I just returned from a trip to Phoenix, during which I took a drive through the city's South Mountain Park, a swath of the Sonoran Desert that is the largest municipal park in the country and the starkly beautiful home to more species than anywhere else in North America.
At the summit, called Dobbin's Point, and elsewhere in the park, stand stone outposts and visitor facilities constructed by the Civilian Conservation Corps between 1937 and 1942, when the unemployed were paid $30 a week to blast the route of the steep winding road up, and were grateful to get the work. Still solid, a lasting testament more than 60 years on to what government money can do.

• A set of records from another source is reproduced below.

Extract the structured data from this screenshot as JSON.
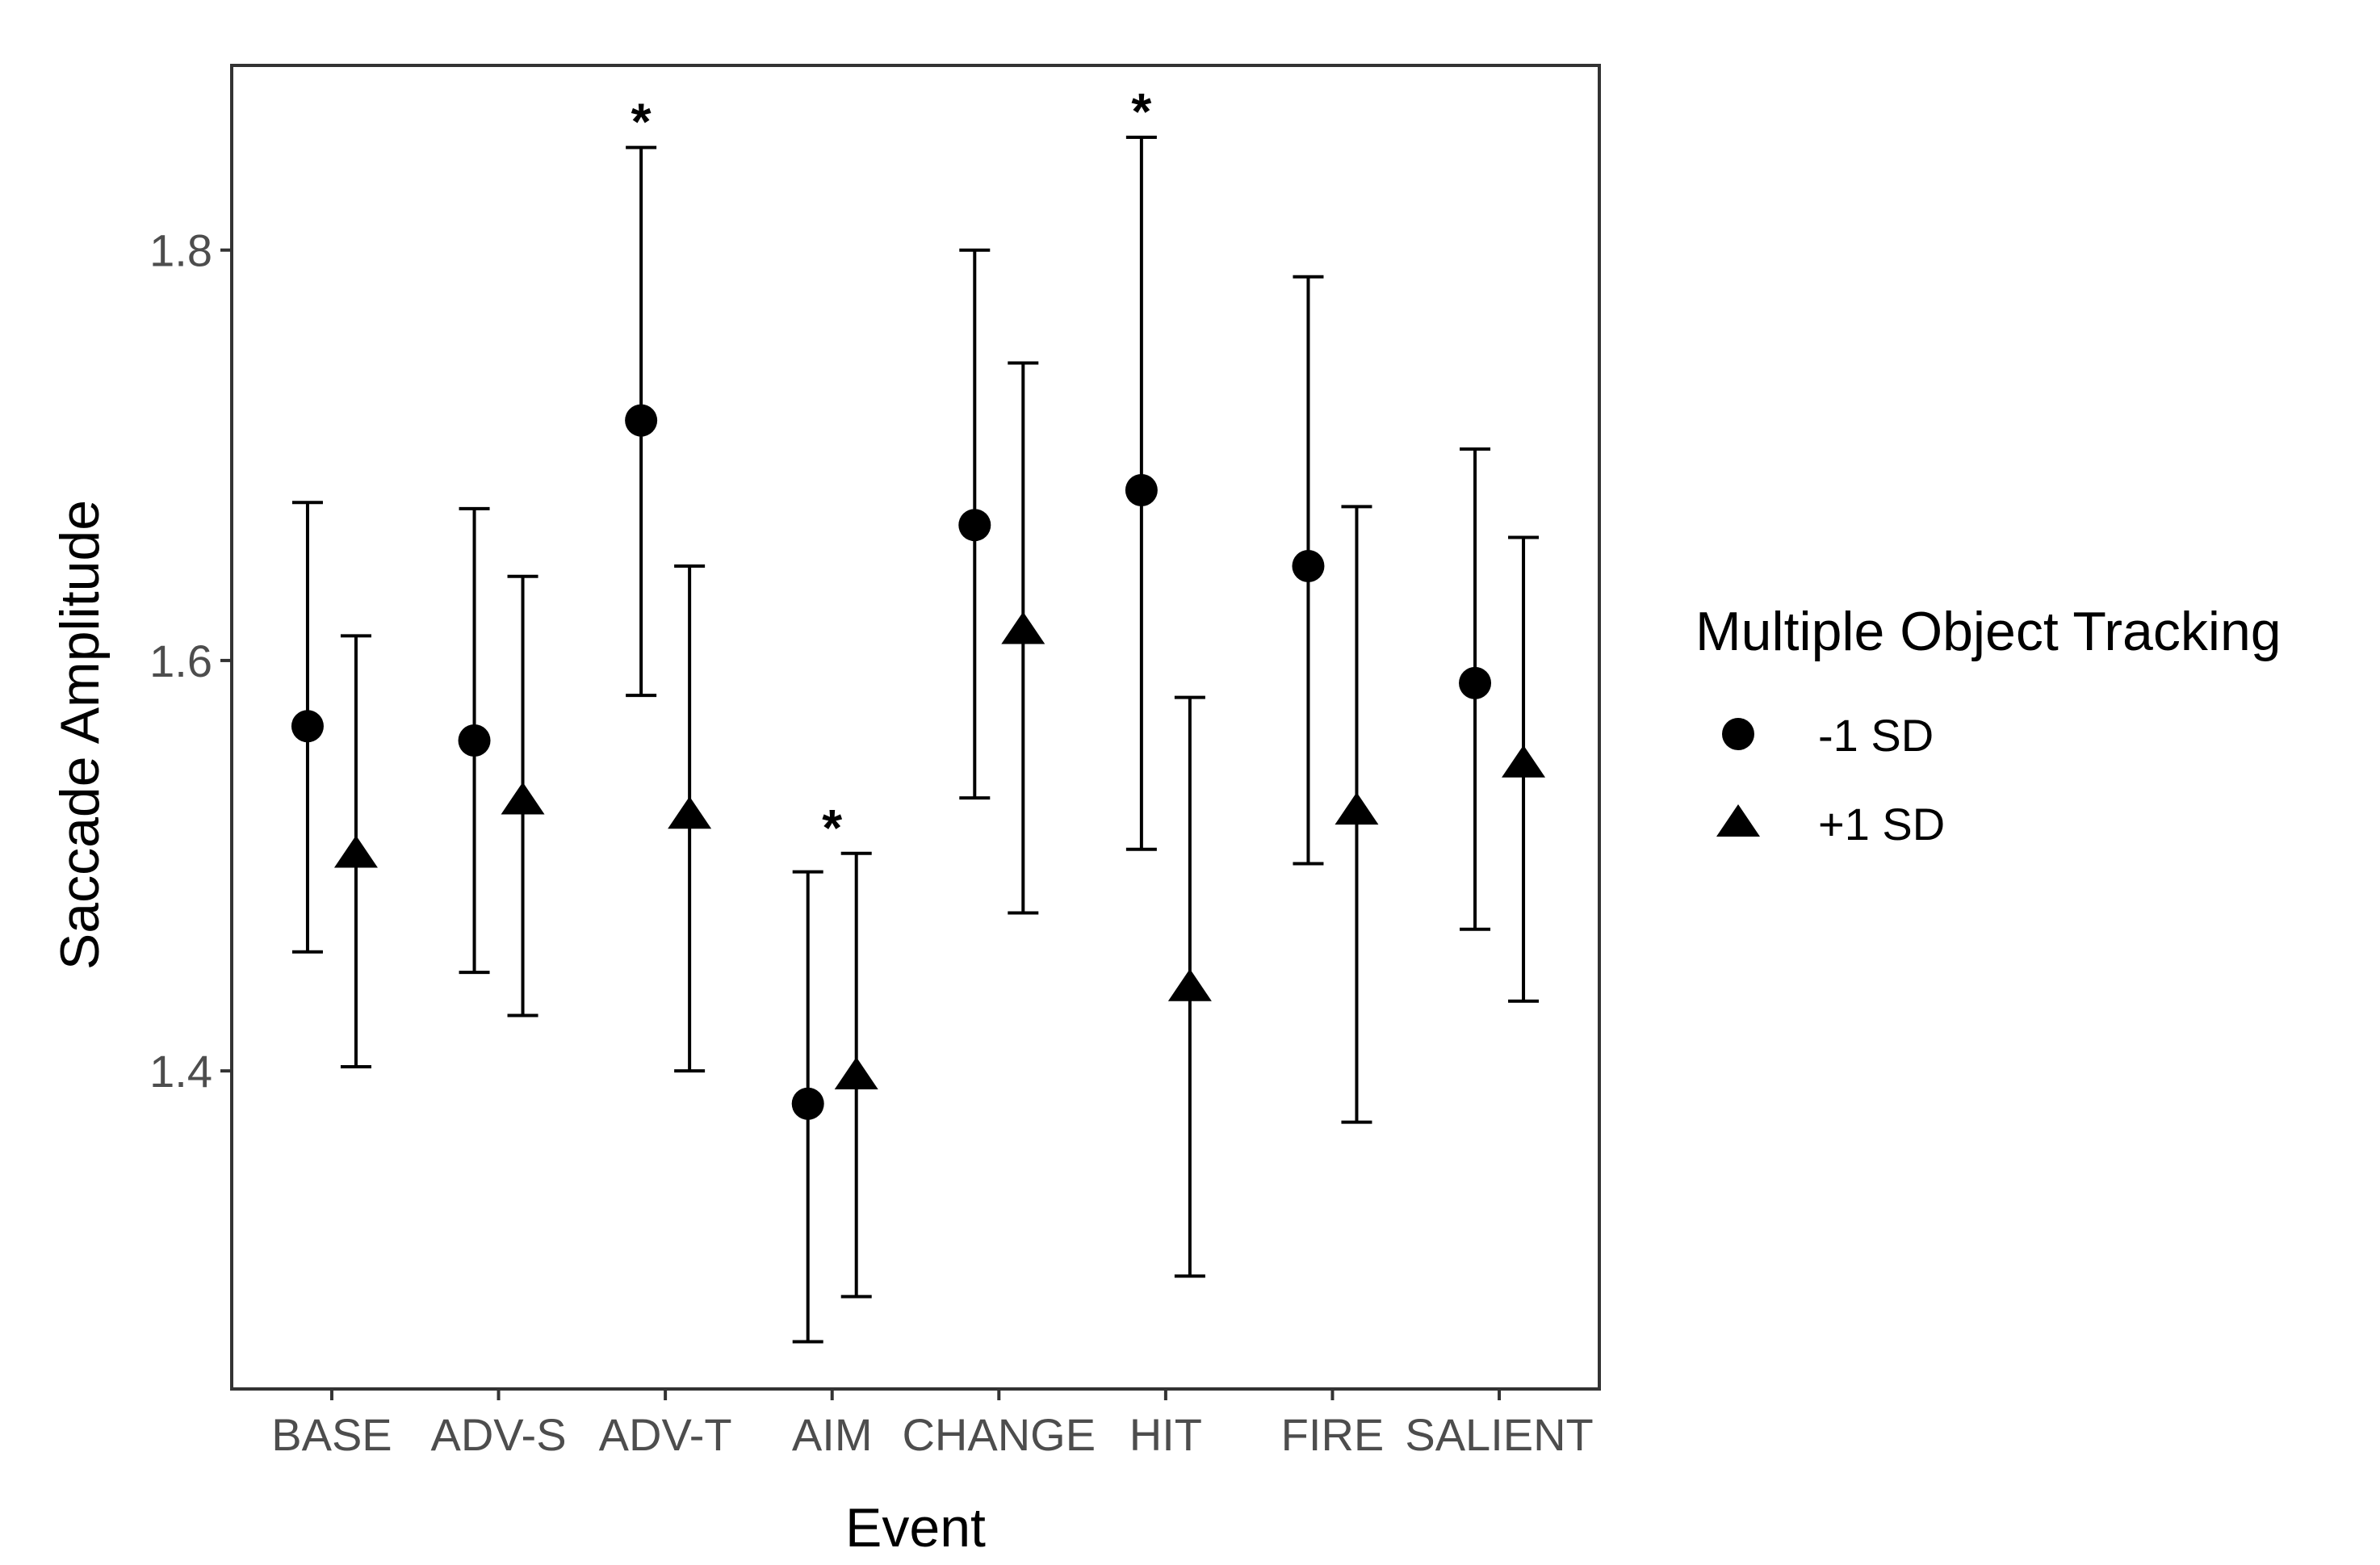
{
  "chart_data": {
    "type": "scatter",
    "subtype": "point-range (mean with error bars)",
    "xlabel": "Event",
    "ylabel": "Saccade Amplitude",
    "categories": [
      "BASE",
      "ADV-S",
      "ADV-T",
      "AIM",
      "CHANGE",
      "HIT",
      "FIRE",
      "SALIENT"
    ],
    "ylim": [
      1.245,
      1.89
    ],
    "yticks": [
      1.4,
      1.6,
      1.8
    ],
    "grid": false,
    "legend": {
      "title": "Multiple Object Tracking",
      "position": "right",
      "entries": [
        {
          "label": "-1 SD",
          "shape": "circle"
        },
        {
          "label": "+1 SD",
          "shape": "triangle"
        }
      ]
    },
    "series": [
      {
        "name": "-1 SD",
        "shape": "circle",
        "values": [
          1.568,
          1.561,
          1.717,
          1.384,
          1.666,
          1.683,
          1.646,
          1.589
        ],
        "lower": [
          1.458,
          1.448,
          1.583,
          1.268,
          1.533,
          1.508,
          1.501,
          1.469
        ],
        "upper": [
          1.677,
          1.674,
          1.85,
          1.497,
          1.8,
          1.855,
          1.787,
          1.703
        ]
      },
      {
        "name": "+1 SD",
        "shape": "triangle",
        "values": [
          1.505,
          1.531,
          1.524,
          1.397,
          1.614,
          1.44,
          1.526,
          1.549
        ],
        "lower": [
          1.402,
          1.427,
          1.4,
          1.29,
          1.477,
          1.3,
          1.375,
          1.434
        ],
        "upper": [
          1.612,
          1.641,
          1.646,
          1.506,
          1.745,
          1.582,
          1.675,
          1.66
        ]
      }
    ],
    "annotations": [
      {
        "category": "ADV-T",
        "series": "-1 SD",
        "text": "*"
      },
      {
        "category": "AIM",
        "series": "both",
        "text": "*"
      },
      {
        "category": "HIT",
        "series": "-1 SD",
        "text": "*"
      }
    ]
  }
}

Curious about just how much money $200 billion is, I checked and found the entire US defense budget for 2005 is $407 billion. What the Katrina reconstruction budget amounts to is about half of that --only slightly less than the defense budgets of Russia, China, the UK, and Japan COMBINED.
I try to picture those kinds of sums in the hands of a top government official, a strategist who has only one job, consolidating the Republican Right Wing's power over the nation. A person who cares nothing about public policy except insofar as it advances that agenda, and whose track record shows him to be ruthlessly efficient at eliminating enemies real or imagined.

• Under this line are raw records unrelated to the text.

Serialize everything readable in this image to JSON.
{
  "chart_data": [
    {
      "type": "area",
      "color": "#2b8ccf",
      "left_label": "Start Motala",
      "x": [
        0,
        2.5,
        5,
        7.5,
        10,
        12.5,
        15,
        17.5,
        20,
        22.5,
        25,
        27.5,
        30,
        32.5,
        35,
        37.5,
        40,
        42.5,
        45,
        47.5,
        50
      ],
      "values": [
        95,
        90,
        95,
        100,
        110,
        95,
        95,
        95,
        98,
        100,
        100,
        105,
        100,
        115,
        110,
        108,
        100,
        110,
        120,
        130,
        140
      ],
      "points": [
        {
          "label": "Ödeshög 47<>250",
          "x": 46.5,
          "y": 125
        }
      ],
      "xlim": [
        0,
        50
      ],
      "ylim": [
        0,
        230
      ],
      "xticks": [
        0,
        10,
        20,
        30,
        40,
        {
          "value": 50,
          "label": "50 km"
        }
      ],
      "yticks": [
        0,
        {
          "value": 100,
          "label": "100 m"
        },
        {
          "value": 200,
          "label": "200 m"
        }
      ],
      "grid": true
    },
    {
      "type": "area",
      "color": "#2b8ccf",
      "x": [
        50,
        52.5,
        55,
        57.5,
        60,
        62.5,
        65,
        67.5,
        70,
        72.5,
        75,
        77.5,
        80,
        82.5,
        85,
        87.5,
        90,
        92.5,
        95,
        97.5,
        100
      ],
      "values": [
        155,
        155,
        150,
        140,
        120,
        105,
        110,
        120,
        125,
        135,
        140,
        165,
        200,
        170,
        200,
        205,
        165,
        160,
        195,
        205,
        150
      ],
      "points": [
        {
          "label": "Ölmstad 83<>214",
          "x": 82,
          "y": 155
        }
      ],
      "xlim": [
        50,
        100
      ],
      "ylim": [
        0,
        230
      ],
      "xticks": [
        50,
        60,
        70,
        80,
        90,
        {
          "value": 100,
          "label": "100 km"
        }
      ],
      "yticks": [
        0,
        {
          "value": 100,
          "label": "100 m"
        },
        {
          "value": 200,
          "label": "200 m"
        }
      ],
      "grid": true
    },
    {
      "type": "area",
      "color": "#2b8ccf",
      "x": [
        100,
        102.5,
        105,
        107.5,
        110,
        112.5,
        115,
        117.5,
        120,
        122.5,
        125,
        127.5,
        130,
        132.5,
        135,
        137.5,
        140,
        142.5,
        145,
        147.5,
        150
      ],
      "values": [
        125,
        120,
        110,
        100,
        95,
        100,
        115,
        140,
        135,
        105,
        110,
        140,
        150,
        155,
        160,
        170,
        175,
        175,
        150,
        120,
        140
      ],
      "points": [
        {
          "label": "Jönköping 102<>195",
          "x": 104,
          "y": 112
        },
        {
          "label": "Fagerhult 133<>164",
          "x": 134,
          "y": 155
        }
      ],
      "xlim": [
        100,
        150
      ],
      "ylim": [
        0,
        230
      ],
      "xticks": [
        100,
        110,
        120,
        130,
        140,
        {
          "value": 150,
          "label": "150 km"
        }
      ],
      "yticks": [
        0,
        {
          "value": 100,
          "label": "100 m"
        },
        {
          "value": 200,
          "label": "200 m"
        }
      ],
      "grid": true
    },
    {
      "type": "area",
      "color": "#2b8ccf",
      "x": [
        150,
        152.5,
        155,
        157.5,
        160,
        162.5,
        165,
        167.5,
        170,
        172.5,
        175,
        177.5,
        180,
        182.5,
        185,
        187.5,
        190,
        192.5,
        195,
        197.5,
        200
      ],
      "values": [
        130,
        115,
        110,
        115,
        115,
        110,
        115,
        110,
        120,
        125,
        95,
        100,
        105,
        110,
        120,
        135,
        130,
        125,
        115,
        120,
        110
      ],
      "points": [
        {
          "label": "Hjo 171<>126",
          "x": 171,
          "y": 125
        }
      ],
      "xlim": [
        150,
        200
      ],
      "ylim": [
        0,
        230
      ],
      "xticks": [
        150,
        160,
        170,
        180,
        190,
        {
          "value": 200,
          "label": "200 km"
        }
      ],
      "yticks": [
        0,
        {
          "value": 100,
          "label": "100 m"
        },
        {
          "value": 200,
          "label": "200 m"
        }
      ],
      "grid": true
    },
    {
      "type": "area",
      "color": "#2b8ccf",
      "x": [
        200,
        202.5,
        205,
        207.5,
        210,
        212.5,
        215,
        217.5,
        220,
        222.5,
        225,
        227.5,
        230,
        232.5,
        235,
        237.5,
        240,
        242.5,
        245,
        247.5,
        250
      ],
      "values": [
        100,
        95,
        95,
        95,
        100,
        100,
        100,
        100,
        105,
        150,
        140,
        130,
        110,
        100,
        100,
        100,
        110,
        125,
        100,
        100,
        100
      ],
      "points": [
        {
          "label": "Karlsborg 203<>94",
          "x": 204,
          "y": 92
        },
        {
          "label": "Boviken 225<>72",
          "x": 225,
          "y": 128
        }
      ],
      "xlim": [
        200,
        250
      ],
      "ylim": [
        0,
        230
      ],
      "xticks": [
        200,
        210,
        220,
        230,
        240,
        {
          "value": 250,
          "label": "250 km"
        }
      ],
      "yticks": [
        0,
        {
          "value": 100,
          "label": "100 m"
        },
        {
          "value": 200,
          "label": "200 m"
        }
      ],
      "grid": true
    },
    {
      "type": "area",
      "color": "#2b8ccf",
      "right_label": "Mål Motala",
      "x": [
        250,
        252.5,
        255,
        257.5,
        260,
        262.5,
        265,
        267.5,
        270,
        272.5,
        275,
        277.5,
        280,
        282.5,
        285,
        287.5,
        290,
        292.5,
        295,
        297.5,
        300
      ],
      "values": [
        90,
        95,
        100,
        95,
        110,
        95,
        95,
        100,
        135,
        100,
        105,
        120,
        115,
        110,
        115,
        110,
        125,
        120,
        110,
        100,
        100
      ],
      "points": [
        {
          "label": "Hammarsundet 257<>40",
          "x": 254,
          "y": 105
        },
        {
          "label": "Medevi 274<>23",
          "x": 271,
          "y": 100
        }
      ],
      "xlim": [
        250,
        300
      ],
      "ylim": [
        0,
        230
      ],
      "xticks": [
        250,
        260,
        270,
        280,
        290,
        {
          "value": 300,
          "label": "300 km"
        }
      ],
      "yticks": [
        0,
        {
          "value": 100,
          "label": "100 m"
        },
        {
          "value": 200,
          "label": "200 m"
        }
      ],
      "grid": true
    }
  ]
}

Here is how I imagine it will proceed. The displaced, the unemployed, the ruined---all the people in the Gulf who have been decimated by Hurricane Katrina--will see almost none of this money.
This government official already knows who the contractors will be, the calls are being placed now, and whether you want to say it's through diversion, or bribes, or payoffs, or favors, some portion of that $200 billion is going to end up winning state and national elections for the Republicans.
Be wildly conservative and say that percentage is 1% -- that's 55 TIMES as much money as the Democratic National Committee raised in 2004, its most successful fund-raising year ever.
All the elections in this country are like horse races--they're exciting, and weighing the odds and trying to outguess others on who the winners will be is fascinating. But races where one set of horses is sleek and pumped up with steroids, running against horses who've had a leg or two lopped off, are foregone conclusions.
When Congress passes its next Patriot Act installment to include martial law, as Bush has requested, our horses may be dead at the starting gate. I hope we'll see more of the incredible analytic powers on display at dailykos shifted to soberly facing this and strategizing ways to fight back.